Wednesday, December 22nd, 2010

This morning I'm continuing to work on the functions for my lisp-like parser. What I'm working on now is really the functions themselves and not how they fit into the other classes of the parser to compute values. It's a little slow going at first because I want to duplicate as much functionality as possible from the Java-version, and as you'd expect, there are absolutely no comments in the Java code. So I'm ending up chatting to one of the developers on the project and he's giving me the details on the functions.

Nothing hard, but it's slow going. I'm hoping once I get a few done, it'll go a lot faster.

Heh... that's optimism for you...

Lots of Meetings Bringing New Features to Ticker Plants

Tuesday, December 21st, 2010

I've been in a lot of meetings all afternoon, but in the end, the good outweighed the bad. These other groups had their own biases, of course, and no one wanted to "just give in" and use the stuff I've been working on, but that's really understandable. After all, a few lifetimes ago, it wasn't until after my ticker plant was proven for the most demanding client (my own risk engine) that other people started to see the value in it. SO it goes... I'm going to have to prove it, and I understand that.

Still... they had several good points:

  • If we conflate the messages by type and instrument, how will they know that any conflation happened? It seems reasonable that they should be given some kind of information about the conflation being done.
  • They'd like to be able to know what "stream" the message came from. There's 24 OPRA channels, and they'd like to know which one sourced this message. That's fair, but I have no intention of putting that in the message - that's going to be a client-side look-up method to keep the messages small and useful.
  • The exchange is an important part of the conflation - meaning they want to have one quote message for the AAPL Jul 350 C per exchange. Yikes! I hadn't planned for that. That's going to make the cache much larger, but so it goes.
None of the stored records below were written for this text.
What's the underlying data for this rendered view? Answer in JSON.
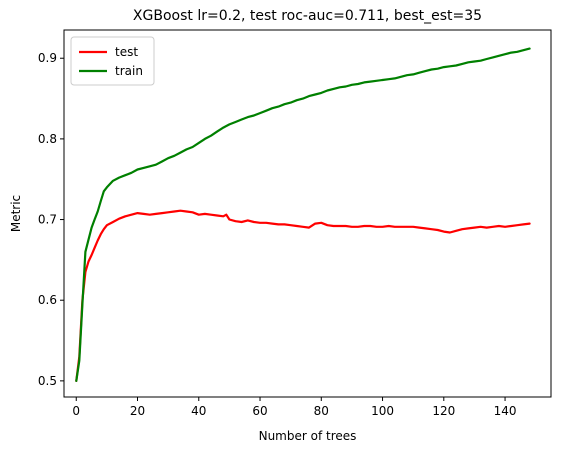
{
  "chart_data": {
    "type": "line",
    "title": "XGBoost lr=0.2, test roc-auc=0.711, best_est=35",
    "xlabel": "Number of trees",
    "ylabel": "Metric",
    "xlim": [
      -4,
      155
    ],
    "ylim": [
      0.48,
      0.935
    ],
    "xticks": [
      0,
      20,
      40,
      60,
      80,
      100,
      120,
      140
    ],
    "xtick_labels": [
      "0",
      "20",
      "40",
      "60",
      "80",
      "100",
      "120",
      "140"
    ],
    "yticks": [
      0.5,
      0.6,
      0.7,
      0.8,
      0.9
    ],
    "ytick_labels": [
      "0.5",
      "0.6",
      "0.7",
      "0.8",
      "0.9"
    ],
    "grid": false,
    "legend_position": "top-left",
    "series": [
      {
        "name": "test",
        "color": "#ff0000",
        "x": [
          0,
          1,
          2,
          3,
          4,
          5,
          6,
          7,
          8,
          9,
          10,
          12,
          14,
          16,
          18,
          20,
          22,
          24,
          26,
          28,
          30,
          32,
          34,
          36,
          38,
          40,
          42,
          44,
          46,
          48,
          49,
          50,
          52,
          54,
          56,
          58,
          60,
          62,
          64,
          66,
          68,
          70,
          72,
          74,
          76,
          78,
          80,
          82,
          84,
          86,
          88,
          90,
          92,
          94,
          96,
          98,
          100,
          102,
          104,
          106,
          108,
          110,
          112,
          114,
          116,
          118,
          120,
          122,
          124,
          126,
          128,
          130,
          132,
          134,
          136,
          138,
          140,
          142,
          144,
          146,
          148
        ],
        "y": [
          0.5,
          0.53,
          0.6,
          0.635,
          0.648,
          0.656,
          0.665,
          0.674,
          0.682,
          0.688,
          0.693,
          0.697,
          0.701,
          0.704,
          0.706,
          0.708,
          0.707,
          0.706,
          0.707,
          0.708,
          0.709,
          0.71,
          0.711,
          0.71,
          0.709,
          0.706,
          0.707,
          0.706,
          0.705,
          0.704,
          0.706,
          0.7,
          0.698,
          0.697,
          0.699,
          0.697,
          0.696,
          0.696,
          0.695,
          0.694,
          0.694,
          0.693,
          0.692,
          0.691,
          0.69,
          0.695,
          0.696,
          0.693,
          0.692,
          0.692,
          0.692,
          0.691,
          0.691,
          0.692,
          0.692,
          0.691,
          0.691,
          0.692,
          0.691,
          0.691,
          0.691,
          0.691,
          0.69,
          0.689,
          0.688,
          0.687,
          0.685,
          0.684,
          0.686,
          0.688,
          0.689,
          0.69,
          0.691,
          0.69,
          0.691,
          0.692,
          0.691,
          0.692,
          0.693,
          0.694,
          0.695
        ]
      },
      {
        "name": "train",
        "color": "#008000",
        "x": [
          0,
          1,
          2,
          3,
          4,
          5,
          6,
          7,
          8,
          9,
          10,
          12,
          14,
          16,
          18,
          20,
          22,
          24,
          26,
          28,
          30,
          32,
          34,
          36,
          38,
          40,
          42,
          44,
          46,
          48,
          50,
          52,
          54,
          56,
          58,
          60,
          62,
          64,
          66,
          68,
          70,
          72,
          74,
          76,
          78,
          80,
          82,
          84,
          86,
          88,
          90,
          92,
          94,
          96,
          98,
          100,
          102,
          104,
          106,
          108,
          110,
          112,
          114,
          116,
          118,
          120,
          122,
          124,
          126,
          128,
          130,
          132,
          134,
          136,
          138,
          140,
          142,
          144,
          146,
          148
        ],
        "y": [
          0.5,
          0.525,
          0.595,
          0.66,
          0.675,
          0.69,
          0.7,
          0.71,
          0.723,
          0.735,
          0.74,
          0.748,
          0.752,
          0.755,
          0.758,
          0.762,
          0.764,
          0.766,
          0.768,
          0.772,
          0.776,
          0.779,
          0.783,
          0.787,
          0.79,
          0.795,
          0.8,
          0.804,
          0.809,
          0.814,
          0.818,
          0.821,
          0.824,
          0.827,
          0.829,
          0.832,
          0.835,
          0.838,
          0.84,
          0.843,
          0.845,
          0.848,
          0.85,
          0.853,
          0.855,
          0.857,
          0.86,
          0.862,
          0.864,
          0.865,
          0.867,
          0.868,
          0.87,
          0.871,
          0.872,
          0.873,
          0.874,
          0.875,
          0.877,
          0.879,
          0.88,
          0.882,
          0.884,
          0.886,
          0.887,
          0.889,
          0.89,
          0.891,
          0.893,
          0.895,
          0.896,
          0.897,
          0.899,
          0.901,
          0.903,
          0.905,
          0.907,
          0.908,
          0.91,
          0.912
        ]
      }
    ]
  }
}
Many of these aren't too bad to add, and it's reasonable to get them out quickly, but some of the others are a little trickier, and it might be better to think of the real solution to the problem as a completely different kind of answer. For example, what about having a message with all the exchange prices and sizes for a given instrument. Then, when it's shipped out, the user gets all the prices - at once. It's got possibilities.

It's late and I need to catch a train, but it's a lot to do in the coming weeks.